Estava morto um mito.

O Término da Viagem
Os espanhóis destroem em pouquíssimo tempo o que Magalhães havia construído
pacientemente. Abusam, roubam, saqueiam. Incitam o rei de Cebu à traição. E
inesperadamente, durante um banquete que aparentava normalidade, os capitães e mestres de
navegação são trucidados pelos nativos.
Os quatro navios vagueiam agora pelo arquipélago de Sonda, sem rumo, sem uma voz
de comando que os conduza. Praticam a pirataria pura e simples para se abastecerem.
Finalmente atingem Ternate. Ficam sabendo pelo rei que Serrão, o grande amigo de
Magalhães morrera há poucas semanas.
Se por vinte e sete meses haviam navegado às cegas, o rumo agora era mais fácil e
conhecido. Carregam com as preciosas especiarias o único navio capaz de suportar a viagem
de volta à Espanha e cinqüenta e um homens ficam voluntariamente na ilha de Tidore,
esperando um resgate que talvez lhes mandasse Sua Majestade Carlos V.
O Victoria, comandado por Sebastian Del Cano, o antigo amotinado, contorna o Cabo
da Boa Esperança, e após inúmeras e desesperadas aventuras, entra no porto de Sevilha. Dos
cinco navios, apenas um regressara. Dos duzentos e cinqüenta homens que partiram, apenas
dezoito retornam. Dezoito espectros, dezoito heróis para a Espanha. As especiarias trazidas no
Victoria cobriram as despesas de toda a frota.
Fernão de Magalhães é logo esquecido e Sebastian Del Cano é glorificado, concedem-
lhe até direito a usar brasão. Talvez tenha sido ele mesmo quem destruiu os diários do
Almirante da frota. Del Cano não pode esquecer que também participou do motim na baía de
São Julião...
Até mesmo depois de sua morte o grande conquistador continuava suspeito. Para
lançar uma última afronta à sua memória, Carlos V vende a concessão das ilhas das
especiarias para D. Manuel por trezentos e cinqüenta mil ducados, um vil e miserável negócio é
no que se transforma o grande plano que consumiu a vida de Magalhães.
Nem seus herdeiros sobraram para reclamar os haveres devidos, a desgraça atinge
também a todos seus entes queridos. Morreu Beatriz, sua esposa e morreram seus dois filhos,
o mais novo Fernão nem chegou a conhecer. Duarte Barbosa, seu cunhado, morreu em Cebu.
Henrique continuou sendo tratado como escravo. Rui Faleiro é detido ao entrar em Portugal.
Álvaro Mesquita, seu primo, comandante do San Antonio, é preso por lhe ter sido fiel.
Foi um destino trágico, grandioso e fatal. “Mas a terra é redonda!” podem agora os
homens afirmar com segurança.

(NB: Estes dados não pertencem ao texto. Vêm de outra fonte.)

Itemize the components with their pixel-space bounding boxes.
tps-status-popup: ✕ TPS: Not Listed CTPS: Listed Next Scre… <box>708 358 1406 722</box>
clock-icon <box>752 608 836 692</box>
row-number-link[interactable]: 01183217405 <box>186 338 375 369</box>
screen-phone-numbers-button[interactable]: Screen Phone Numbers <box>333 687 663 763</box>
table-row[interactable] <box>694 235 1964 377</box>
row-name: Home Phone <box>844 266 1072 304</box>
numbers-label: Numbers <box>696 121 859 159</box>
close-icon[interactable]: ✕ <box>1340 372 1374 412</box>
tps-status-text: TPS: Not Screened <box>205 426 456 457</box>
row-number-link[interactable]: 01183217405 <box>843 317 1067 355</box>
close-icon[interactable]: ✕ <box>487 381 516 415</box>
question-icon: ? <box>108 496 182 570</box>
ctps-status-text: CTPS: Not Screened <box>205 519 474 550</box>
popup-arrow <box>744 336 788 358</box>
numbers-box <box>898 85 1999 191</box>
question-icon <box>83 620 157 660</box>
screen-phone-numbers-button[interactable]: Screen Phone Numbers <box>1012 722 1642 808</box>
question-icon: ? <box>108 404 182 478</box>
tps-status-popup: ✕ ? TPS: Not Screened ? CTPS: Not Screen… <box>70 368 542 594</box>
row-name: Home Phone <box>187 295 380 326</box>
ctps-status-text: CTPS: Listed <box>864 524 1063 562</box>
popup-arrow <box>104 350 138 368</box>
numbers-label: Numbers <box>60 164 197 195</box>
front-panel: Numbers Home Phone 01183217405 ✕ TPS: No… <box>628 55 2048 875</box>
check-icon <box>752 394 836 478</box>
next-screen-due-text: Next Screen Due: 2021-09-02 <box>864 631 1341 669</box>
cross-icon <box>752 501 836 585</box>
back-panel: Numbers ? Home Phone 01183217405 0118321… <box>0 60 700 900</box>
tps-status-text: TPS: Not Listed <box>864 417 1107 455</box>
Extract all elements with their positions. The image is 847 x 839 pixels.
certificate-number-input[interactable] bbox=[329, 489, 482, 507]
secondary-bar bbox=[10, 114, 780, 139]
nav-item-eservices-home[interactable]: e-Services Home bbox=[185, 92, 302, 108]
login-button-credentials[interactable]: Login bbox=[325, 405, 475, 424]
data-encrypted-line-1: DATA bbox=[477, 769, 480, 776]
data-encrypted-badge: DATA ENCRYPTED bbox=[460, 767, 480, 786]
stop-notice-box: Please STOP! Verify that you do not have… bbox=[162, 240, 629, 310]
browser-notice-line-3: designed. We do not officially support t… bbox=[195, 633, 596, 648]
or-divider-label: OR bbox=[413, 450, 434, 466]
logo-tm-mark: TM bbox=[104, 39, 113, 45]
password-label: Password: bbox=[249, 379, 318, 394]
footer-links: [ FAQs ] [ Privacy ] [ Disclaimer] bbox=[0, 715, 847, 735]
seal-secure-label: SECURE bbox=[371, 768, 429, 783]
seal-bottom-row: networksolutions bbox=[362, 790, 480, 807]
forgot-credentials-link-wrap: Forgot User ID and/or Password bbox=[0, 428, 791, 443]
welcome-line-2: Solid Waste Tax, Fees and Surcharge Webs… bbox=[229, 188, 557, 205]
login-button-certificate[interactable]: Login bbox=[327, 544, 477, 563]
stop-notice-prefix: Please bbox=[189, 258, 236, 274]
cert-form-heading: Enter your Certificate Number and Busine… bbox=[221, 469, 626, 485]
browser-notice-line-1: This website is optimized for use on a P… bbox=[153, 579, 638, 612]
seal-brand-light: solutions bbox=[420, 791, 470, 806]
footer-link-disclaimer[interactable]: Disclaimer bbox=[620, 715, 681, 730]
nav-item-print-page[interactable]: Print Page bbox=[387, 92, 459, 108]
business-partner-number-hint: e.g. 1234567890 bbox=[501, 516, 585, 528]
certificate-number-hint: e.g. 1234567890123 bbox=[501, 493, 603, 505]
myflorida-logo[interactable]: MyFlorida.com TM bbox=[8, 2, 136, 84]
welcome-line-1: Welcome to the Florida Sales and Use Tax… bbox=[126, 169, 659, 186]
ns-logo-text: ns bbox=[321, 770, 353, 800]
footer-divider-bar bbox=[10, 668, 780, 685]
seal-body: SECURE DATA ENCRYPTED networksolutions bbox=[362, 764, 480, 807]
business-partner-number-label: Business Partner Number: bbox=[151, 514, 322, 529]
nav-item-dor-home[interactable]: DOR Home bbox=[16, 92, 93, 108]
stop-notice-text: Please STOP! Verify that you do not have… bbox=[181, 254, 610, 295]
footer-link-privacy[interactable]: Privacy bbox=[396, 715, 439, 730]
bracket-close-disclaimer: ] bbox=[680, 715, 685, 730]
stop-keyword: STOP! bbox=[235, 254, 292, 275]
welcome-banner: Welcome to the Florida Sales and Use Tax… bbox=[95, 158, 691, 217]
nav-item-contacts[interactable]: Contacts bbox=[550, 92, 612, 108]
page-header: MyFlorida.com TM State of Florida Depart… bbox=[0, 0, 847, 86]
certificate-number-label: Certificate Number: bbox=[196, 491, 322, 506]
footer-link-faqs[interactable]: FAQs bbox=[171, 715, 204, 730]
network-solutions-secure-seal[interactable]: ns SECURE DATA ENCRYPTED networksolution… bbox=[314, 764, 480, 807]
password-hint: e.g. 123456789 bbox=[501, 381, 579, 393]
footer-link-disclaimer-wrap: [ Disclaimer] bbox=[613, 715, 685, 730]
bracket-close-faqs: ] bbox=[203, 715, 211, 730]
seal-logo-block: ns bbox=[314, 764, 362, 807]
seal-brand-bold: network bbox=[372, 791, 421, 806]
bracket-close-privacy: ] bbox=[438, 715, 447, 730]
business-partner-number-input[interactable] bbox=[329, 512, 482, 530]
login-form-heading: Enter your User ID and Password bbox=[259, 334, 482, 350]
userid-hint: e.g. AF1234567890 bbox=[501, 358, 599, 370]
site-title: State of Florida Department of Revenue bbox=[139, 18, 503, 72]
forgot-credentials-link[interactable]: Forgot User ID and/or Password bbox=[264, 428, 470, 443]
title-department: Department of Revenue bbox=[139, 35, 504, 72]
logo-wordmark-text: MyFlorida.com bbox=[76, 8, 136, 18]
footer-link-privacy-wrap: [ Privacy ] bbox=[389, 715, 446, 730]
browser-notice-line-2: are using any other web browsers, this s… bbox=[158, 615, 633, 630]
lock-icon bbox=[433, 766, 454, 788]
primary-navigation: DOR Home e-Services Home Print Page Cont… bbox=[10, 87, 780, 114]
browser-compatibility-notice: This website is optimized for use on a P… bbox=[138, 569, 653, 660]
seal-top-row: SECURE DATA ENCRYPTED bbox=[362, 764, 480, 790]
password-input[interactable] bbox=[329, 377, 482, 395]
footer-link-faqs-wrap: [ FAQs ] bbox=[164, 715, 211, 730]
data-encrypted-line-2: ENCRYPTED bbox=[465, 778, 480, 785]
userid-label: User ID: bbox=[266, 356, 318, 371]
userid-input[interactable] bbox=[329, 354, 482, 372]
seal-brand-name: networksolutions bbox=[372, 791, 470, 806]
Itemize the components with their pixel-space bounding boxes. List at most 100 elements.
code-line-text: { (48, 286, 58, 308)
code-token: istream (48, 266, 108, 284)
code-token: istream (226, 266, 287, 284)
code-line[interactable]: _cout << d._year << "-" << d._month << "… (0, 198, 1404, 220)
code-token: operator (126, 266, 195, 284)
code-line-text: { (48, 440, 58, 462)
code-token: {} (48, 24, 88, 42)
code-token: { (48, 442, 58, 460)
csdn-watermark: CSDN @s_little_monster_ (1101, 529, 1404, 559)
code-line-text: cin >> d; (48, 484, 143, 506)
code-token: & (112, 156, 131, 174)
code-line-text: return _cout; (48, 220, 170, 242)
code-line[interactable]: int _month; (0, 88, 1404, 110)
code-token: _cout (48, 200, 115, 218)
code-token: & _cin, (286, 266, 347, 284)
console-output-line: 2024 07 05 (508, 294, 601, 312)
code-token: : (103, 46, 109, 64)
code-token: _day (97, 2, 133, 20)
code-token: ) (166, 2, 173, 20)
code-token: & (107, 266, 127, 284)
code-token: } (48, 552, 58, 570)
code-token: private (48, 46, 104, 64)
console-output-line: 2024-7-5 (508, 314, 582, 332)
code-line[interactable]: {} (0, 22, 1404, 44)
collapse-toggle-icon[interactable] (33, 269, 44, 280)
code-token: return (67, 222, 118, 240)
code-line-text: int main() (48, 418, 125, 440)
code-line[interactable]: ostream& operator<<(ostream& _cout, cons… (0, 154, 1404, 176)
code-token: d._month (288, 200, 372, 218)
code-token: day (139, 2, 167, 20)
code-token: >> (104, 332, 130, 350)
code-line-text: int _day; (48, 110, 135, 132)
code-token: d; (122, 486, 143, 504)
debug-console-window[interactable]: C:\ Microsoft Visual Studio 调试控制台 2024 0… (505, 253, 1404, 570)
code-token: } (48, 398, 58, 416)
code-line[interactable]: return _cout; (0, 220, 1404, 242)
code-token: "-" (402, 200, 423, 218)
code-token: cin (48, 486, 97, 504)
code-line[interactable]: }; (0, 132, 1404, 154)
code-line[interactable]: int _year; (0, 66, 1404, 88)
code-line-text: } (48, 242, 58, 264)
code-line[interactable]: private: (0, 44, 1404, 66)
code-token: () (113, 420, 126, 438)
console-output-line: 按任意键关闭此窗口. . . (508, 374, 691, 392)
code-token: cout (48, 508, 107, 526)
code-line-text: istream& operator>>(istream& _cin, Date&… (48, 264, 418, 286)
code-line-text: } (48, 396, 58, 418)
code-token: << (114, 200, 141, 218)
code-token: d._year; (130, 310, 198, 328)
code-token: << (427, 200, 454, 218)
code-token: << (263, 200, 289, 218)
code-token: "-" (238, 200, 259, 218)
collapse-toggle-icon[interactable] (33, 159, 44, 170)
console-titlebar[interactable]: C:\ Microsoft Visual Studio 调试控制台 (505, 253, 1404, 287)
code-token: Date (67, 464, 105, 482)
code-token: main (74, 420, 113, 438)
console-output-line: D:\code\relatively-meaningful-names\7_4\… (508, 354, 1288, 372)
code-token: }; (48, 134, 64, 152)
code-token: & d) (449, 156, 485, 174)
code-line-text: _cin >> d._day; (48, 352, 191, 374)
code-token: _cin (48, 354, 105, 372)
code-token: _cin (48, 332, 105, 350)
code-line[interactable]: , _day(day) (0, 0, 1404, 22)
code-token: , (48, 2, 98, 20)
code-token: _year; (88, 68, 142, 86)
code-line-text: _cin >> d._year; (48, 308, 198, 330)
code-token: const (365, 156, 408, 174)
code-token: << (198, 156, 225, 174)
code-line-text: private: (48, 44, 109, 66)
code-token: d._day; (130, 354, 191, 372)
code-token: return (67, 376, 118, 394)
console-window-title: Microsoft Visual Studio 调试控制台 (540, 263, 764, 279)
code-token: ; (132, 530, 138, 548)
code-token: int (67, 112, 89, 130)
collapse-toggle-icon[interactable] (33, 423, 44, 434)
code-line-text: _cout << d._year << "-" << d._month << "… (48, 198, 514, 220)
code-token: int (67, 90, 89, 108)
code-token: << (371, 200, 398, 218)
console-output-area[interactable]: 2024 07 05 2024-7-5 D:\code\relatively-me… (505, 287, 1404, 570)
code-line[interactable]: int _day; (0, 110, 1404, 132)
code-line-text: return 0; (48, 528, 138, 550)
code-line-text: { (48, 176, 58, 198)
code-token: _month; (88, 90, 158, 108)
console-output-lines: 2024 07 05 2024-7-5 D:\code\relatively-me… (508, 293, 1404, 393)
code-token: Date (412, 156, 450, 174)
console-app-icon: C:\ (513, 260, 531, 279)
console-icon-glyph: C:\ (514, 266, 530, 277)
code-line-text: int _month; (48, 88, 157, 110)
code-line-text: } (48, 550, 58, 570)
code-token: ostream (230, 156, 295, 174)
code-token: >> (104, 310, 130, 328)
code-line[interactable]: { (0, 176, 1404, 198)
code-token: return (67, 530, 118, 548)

E Fernão de Magalhães havia escrito seu nome para sempre
na história da humanidade.
O vento continua açoitando a desolada baía de São Julião e quem para ela olhe, talvez
ainda possa distinguir dois vultos perdidos, vagando sem rumo pela praia...

Fim

Fernão de Magalhães
(1480? – 1521)
Adaptação baseada na obra de Fernando Correa da Silva, “Os Descobridores”, de 1960.
Por Mauricio Figueiredo em agosto de 2005.